I got to meet Venessa Kimball at the Texas Teen Book Festival and got a moment to talk to her about her books. While I am interested in picking up them all, this one appealed to me at this time because of the subject matter.

Evan is a high school senior when her parents move her from California to Texas to try and give her a new start on life. This decision is spurned by her breakdown while trying to interview a bullying jock for the school newspaper, her one outlet. Even is diagnosed with bipolar, something she will deny to her dying day, and given medicine and encouraged to seek counseling int his new town. While trying to deal with the new stress this diagnoses brings into her house, Evan meets a circle of friends that she desperately wants to be a part of, one that closely protects one Gavin Ferguson, a boy bogged down by so many mental labels Evan wonders how his own brother Brody can keep up with them all, let alone with his brother int he absence of their father.

I must say that Venessa did not disappoint when it came to this story. I think she did a great job at writing high school students in all their drama as they try to make their way through life. Evan is a believable teen, even being a little annoying sometimes, and at times I saw some of myself and my own experiences in her. Most of all I liked how Venessa captured Evan's bouts of depression, insomnia, and almost manic episodes as she deals with her diagnosis and illness. 

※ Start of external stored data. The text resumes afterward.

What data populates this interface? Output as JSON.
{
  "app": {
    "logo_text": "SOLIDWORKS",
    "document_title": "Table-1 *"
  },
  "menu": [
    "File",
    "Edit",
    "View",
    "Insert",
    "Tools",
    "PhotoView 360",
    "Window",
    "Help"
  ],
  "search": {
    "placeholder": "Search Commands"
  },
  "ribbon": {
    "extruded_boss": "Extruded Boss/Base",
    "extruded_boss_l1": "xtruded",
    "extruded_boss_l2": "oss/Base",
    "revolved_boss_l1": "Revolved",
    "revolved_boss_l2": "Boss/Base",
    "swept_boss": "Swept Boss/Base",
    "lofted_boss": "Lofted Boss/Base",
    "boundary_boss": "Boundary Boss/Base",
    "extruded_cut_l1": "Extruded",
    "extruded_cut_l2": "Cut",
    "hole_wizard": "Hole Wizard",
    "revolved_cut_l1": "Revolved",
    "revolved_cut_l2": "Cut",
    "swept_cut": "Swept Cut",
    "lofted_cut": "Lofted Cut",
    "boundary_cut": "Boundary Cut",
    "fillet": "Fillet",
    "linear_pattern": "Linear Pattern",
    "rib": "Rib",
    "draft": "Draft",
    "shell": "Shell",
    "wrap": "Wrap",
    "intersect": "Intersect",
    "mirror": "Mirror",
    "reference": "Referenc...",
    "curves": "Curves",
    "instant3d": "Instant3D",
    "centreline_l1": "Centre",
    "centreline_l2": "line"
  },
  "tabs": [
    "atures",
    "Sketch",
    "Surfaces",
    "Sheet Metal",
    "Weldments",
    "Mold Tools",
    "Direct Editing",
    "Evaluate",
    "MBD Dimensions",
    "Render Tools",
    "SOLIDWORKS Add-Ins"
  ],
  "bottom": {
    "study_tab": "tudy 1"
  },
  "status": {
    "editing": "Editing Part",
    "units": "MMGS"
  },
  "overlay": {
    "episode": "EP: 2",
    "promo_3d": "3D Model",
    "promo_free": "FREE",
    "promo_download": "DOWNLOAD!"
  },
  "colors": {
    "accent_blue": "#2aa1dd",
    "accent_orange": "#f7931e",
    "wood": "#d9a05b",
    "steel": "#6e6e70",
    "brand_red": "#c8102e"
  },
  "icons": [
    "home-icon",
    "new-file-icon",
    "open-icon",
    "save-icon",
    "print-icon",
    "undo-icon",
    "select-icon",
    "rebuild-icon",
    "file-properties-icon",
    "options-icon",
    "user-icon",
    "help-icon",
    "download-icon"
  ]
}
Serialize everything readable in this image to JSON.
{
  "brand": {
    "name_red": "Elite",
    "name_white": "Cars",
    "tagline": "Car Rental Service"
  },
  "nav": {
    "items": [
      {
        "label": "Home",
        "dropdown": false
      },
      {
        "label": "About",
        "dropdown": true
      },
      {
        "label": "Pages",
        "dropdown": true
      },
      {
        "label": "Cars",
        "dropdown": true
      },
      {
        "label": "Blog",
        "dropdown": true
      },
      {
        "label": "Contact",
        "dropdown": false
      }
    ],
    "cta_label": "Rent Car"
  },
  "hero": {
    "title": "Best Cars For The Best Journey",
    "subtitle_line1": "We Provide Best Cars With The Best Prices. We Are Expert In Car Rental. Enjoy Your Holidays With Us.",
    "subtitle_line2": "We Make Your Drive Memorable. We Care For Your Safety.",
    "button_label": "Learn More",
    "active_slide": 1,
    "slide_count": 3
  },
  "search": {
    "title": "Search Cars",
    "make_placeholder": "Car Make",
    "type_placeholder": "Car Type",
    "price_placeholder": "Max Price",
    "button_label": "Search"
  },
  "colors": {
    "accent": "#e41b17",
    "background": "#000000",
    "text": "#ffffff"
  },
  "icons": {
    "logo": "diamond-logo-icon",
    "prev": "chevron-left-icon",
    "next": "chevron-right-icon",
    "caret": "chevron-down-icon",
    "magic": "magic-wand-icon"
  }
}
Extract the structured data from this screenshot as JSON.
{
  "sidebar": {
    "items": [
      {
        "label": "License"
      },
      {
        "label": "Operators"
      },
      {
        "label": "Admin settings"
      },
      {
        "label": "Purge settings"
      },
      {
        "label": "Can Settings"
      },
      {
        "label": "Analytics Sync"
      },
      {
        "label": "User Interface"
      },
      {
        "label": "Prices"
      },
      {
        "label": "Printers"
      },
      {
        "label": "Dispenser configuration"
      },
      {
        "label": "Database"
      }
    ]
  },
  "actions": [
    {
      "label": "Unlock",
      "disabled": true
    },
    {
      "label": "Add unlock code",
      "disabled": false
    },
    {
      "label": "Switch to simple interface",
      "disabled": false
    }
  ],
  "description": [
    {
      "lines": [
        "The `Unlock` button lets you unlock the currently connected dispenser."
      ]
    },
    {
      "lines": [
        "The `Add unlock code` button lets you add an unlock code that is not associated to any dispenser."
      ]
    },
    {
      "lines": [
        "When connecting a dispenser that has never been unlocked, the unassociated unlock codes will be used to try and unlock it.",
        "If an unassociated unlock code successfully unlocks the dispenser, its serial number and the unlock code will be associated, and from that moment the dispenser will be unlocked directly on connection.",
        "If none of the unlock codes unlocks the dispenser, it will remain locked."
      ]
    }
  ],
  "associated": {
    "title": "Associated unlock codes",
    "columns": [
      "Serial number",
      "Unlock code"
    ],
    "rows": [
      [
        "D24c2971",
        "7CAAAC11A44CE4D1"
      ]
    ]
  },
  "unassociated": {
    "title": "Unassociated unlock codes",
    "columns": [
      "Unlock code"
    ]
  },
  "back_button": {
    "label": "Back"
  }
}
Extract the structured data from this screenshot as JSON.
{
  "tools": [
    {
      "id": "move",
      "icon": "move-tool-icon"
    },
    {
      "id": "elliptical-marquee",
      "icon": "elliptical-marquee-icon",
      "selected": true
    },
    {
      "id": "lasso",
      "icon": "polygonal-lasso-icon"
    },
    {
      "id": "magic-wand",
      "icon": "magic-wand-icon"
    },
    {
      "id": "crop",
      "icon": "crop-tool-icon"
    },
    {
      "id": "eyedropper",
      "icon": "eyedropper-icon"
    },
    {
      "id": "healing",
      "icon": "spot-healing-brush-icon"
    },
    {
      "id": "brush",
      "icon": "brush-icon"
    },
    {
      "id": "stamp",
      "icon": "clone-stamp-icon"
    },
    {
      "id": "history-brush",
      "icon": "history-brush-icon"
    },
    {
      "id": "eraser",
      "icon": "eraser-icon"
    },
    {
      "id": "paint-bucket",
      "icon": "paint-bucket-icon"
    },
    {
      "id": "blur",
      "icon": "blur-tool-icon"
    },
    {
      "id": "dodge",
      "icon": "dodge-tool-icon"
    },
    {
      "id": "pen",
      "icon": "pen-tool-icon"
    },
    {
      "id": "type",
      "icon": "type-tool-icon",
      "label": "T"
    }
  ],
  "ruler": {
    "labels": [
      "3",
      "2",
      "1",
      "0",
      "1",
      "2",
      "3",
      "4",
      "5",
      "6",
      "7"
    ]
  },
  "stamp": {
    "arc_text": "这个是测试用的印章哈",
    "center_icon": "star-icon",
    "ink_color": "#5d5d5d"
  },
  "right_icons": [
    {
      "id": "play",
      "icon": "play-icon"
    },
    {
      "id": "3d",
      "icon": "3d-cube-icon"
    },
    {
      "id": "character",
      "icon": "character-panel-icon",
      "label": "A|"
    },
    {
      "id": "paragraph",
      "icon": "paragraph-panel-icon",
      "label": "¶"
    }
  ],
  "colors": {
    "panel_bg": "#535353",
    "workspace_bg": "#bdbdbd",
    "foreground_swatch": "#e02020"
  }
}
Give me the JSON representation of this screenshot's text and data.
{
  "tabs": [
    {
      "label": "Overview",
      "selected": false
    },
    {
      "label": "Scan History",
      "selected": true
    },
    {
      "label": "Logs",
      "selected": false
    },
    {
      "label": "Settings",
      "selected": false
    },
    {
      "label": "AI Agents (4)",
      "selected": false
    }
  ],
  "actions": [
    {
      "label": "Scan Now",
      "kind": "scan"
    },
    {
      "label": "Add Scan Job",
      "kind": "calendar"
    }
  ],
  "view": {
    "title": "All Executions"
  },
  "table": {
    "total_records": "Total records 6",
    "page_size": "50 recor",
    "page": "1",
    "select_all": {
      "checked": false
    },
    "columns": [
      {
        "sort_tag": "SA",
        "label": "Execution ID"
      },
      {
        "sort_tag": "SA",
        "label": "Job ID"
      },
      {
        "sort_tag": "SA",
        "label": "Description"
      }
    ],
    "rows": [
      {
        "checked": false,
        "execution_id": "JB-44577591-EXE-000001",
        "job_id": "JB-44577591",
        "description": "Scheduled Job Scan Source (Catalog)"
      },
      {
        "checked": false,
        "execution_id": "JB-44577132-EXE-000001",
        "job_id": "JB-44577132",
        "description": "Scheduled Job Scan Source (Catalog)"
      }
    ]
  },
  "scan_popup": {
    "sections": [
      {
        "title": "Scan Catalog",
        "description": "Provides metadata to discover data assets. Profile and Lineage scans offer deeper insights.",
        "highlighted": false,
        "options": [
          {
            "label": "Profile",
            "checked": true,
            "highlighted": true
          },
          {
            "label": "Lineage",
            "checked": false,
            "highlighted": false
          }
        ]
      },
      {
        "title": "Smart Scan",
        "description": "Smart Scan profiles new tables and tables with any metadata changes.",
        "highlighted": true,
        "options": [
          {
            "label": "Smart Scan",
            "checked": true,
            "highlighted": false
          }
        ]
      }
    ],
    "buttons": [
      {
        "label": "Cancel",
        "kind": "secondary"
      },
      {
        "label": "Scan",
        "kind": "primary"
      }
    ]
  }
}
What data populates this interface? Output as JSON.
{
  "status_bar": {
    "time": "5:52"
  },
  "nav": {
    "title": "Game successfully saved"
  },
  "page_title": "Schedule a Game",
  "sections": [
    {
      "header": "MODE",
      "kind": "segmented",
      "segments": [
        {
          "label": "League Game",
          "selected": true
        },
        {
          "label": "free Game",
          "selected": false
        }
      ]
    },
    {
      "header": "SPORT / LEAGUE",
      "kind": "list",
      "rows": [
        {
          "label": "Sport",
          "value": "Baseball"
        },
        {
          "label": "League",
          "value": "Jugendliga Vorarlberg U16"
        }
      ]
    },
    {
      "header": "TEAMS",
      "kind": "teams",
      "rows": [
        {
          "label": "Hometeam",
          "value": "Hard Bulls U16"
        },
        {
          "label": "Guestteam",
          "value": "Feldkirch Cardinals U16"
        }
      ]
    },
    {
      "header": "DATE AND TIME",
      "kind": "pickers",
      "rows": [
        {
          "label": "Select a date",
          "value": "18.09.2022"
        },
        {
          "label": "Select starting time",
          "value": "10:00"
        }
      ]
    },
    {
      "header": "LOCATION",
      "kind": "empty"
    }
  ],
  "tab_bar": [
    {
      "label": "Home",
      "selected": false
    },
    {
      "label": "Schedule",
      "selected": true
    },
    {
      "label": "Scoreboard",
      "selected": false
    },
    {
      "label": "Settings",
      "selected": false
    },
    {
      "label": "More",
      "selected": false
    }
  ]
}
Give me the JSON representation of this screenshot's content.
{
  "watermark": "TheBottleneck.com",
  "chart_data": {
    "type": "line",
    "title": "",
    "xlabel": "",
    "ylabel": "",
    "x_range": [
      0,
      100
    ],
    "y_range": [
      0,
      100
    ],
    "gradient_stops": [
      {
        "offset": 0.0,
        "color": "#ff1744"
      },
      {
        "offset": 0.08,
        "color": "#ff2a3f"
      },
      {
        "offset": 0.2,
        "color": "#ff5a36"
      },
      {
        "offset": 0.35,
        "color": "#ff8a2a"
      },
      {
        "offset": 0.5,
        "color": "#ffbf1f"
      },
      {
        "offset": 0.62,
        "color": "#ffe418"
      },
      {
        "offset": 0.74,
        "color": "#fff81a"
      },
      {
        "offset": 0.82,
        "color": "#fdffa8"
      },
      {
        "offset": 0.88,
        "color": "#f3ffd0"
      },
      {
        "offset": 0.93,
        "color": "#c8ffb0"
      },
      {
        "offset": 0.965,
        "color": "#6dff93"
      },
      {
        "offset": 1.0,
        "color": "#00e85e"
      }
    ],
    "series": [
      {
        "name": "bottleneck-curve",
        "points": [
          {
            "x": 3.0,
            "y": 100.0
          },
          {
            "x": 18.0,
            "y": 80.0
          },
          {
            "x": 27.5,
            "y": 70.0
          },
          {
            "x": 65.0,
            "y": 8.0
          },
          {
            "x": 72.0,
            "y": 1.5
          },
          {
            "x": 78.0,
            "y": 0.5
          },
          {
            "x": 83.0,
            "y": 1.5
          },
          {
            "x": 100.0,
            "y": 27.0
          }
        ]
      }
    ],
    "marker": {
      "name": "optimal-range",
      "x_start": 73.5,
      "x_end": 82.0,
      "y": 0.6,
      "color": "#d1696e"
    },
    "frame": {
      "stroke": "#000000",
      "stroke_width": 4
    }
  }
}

This book did a wonderful job of setting up the stage as I work my way into the world of depression, self harm, and teenage angst for my NaNoWriMo novel in November. I am so glad I picked up this book and I look forward to reading her other ones and digging further into her writing style.

Bad Blood

A book written by someone under 30
Not only is Zoe Douglas under 30 years of age, but she is a friend of mine, a former college classmate whom I met in short story writing class! When she asked me to do a quick check of her book and give her a little feedback I may have been way too excited, I just love getting to read something someone I know has written. This book was not a disappointment.

Bad Blood is the story of angels, called kalendes, and demons, known as sinnach, as the the latter group fights to find a way to Earth and the unsuspecting humans living there. The story begins in middle of the war but the beginning of the battle for some new recruits as they struggle not only to fight the enemy but to discover the truth about everything that is going on int heir world as people lie, motives become muddied, and sides become unclear. So much more of the story must soon come as Zoe works to tell her version of events relative to forces people have talked about forever.

I will say this. The story does slow down a bit in some places as Zoe tries to give the reader so much more information than may seem necessary at the time being, but will soon become vital to the story unfolding. If the reader will only hang in just a little longer when this happens, I truly believe it is worth it. This book is something else! I eagerly await the next one to find out the grand tale Zoe is planning on telling us.

Give this book a try, I think Zoe has a new vision of how things are working out beyond our realm and a wonderful way of telling it.